EL REINO DE DIOS ES LA TAREA DEL CREYENTE
“La fe que no tiene obras, por sí sola está muerta” (Sant 2,14-18). Además, para que esa fe no se vacíe de contenido y sea correctamente entendida, necesitamos responder con frecuencia la pregunta que Jesús hace a sus discípulos “¿quién decís que soy yo?” (Mc 8,27-35). Ni el mismo Jesús se libra de hacerse esa misma pregunta porque es vital y conecta con lo más profundo de la persona. Además, la respuesta no se puede hacer esperar porque en ella nos jugamos el sentido de la vida y la orientación que a ella queremos dar.
Necesitamos clarificar nuestra fe y la misión, igual que Jesús necesitó aclarar, poco a poco, su misión, así como tener que redefinirla constantemente. Son las crisis vitales a las que continuamente nos enfrentamos, máxime cuando nos parece que las cosas no van bien o no van como estaban previstas.
Ahora toca redefinir el estilo de Mesías que Jesús ofrece con su persona y su forma de actuar porque parece que los discípulos y el resto de la gente, no se enteran. Es la “crisis de Galilea”. ¡Cómo iba a ser posible que aquél “que pasó haciendo el bien y curando toda dolencia y enfermedad” (Hch 10,38) tuviera que padecer mucho hasta morir en una cruz! ¡Qué locura y necedad! Esto no hay quien lo entienda y lo acepte, no puede ser posible, humanamente no se puede aceptar. Sin embargo, este ha sido el camino elegido por Jesús para mostrarnos el Reino de Dios. Estamos en el centro del Evangelio de Marcos, porque esta misma pregunta que el evangelista lanza a sus lectores es la que él intenta responder relatando lo que Jesús hizo y dijo: ¿quién es Jesús y en qué consiste ser su discípulo?
“Jesús ha dado un sentido nuevo al camino del seguimiento. A partir de ahora sabemos, como Pedro, que seguirle no es sólo adherirse a un proyecto sino, sobre todo, identificarse con Él llegando, si es preciso, hasta la cruz” (La Casa de la Biblia). Nos adherimos a una persona y no a unas leyes o normas, lo que supone mantener, por encima de todo, la fidelidad.
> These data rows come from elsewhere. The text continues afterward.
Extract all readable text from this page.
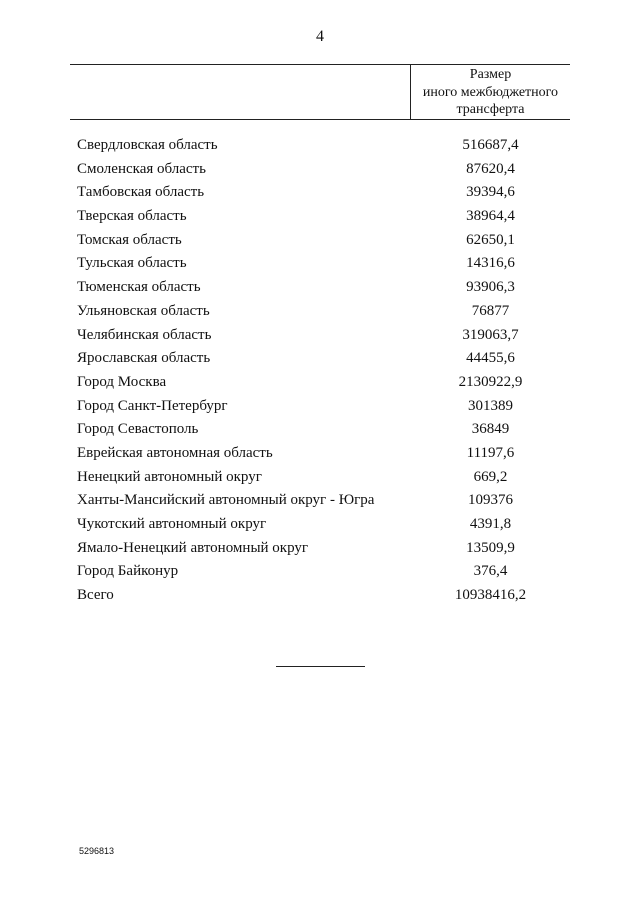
4
Размер
иного межбюджетного
трансферта
Свердловская область	516687,4
Смоленская область	87620,4
Тамбовская область	39394,6
Тверская область	38964,4
Томская область	62650,1
Тульская область	14316,6
Тюменская область	93906,3
Ульяновская область	76877
Челябинская область	319063,7
Ярославская область	44455,6
Город Москва	2130922,9
Город Санкт-Петербург	301389
Город Севастополь	36849
Еврейская автономная область	11197,6
Ненецкий автономный округ	669,2
Ханты-Мансийский автономный округ - Югра	109376
Чукотский автономный округ	4391,8
Ямало-Ненецкий автономный округ	13509,9
Город Байконур	376,4
Всего	10938416,2
5296813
El profeta Isaías nos describe la misión del Siervo de Dios e insiste en la fidelidad a la tarea encomendada a pesar de las dificultades y sufrimientos. “El Señor Dios me abrió el oído; yo no resistí ni me eché atrás. El Señor me ayuda, por eso no sentía los ultrajes” (Is 50,5-9a).
El Salmo 114 nos invita a caminar en presencia del Señor que escucha nuestra voz suplicante. Y el apóstol Santiago (2,14-18) nos dice que las obras son la manifestación adecuada de la fe que encuentra en el amor su expresión más adecuada. Más claramente, creer es aceptar un compromiso vital que lleva a dar incluso la vida por seguir al Señor. “El que quiera venirse conmigo, que reniegue de sí mismo, que cargue con su cruz y me siga”. Esto no lo podían entender los discípulos de Jesús y creo que, muchos creyentes de hoy, tampoco. Por eso, intentamos dulcificar y adornar la cruz, espiritualizarla, integrarla, quitarle dureza y vaciarla de contenido. Sin embargo, Jesús, el auténtico Mesías –no el Mesías poderoso que el pueblo judío esperaba- se sitúa siempre junto a los crucificados de la historia, entre los que se pierden y no cuentan. Nos guste o no nos guste, ahí está el Mesías el “Hijo del Hombre”. Esto supuso crisis en el mismo Jesús, en los discípulos y en todos los creyentes de todos los tiempos y, por supuesto, también entre nosotros cada día. Sólo nos corresponde optar y actuar.
No pueden darnos miedo las crisis, porque son necesarias para el crecimiento a todos los niveles. Si no se resuelven o no se afrontan con entereza, se “enquistan” y trastocan toda la vida, también la vida de fe, la vida del seguidor de Jesús en una Iglesia concreta y en un momento concreto.
José Mª Tortosa Alarcón. Presbítero en la Diócesis de Guadix-Baza
PREGUNTAS:
- ¿Quién es Jesús para mí? ¿Qué arriesgo por seguirle?
- ¿Merece la pena mi forma de vivir la fe?
- ¿Qué momentos o experiencias vitales han marcado mi vida de fe?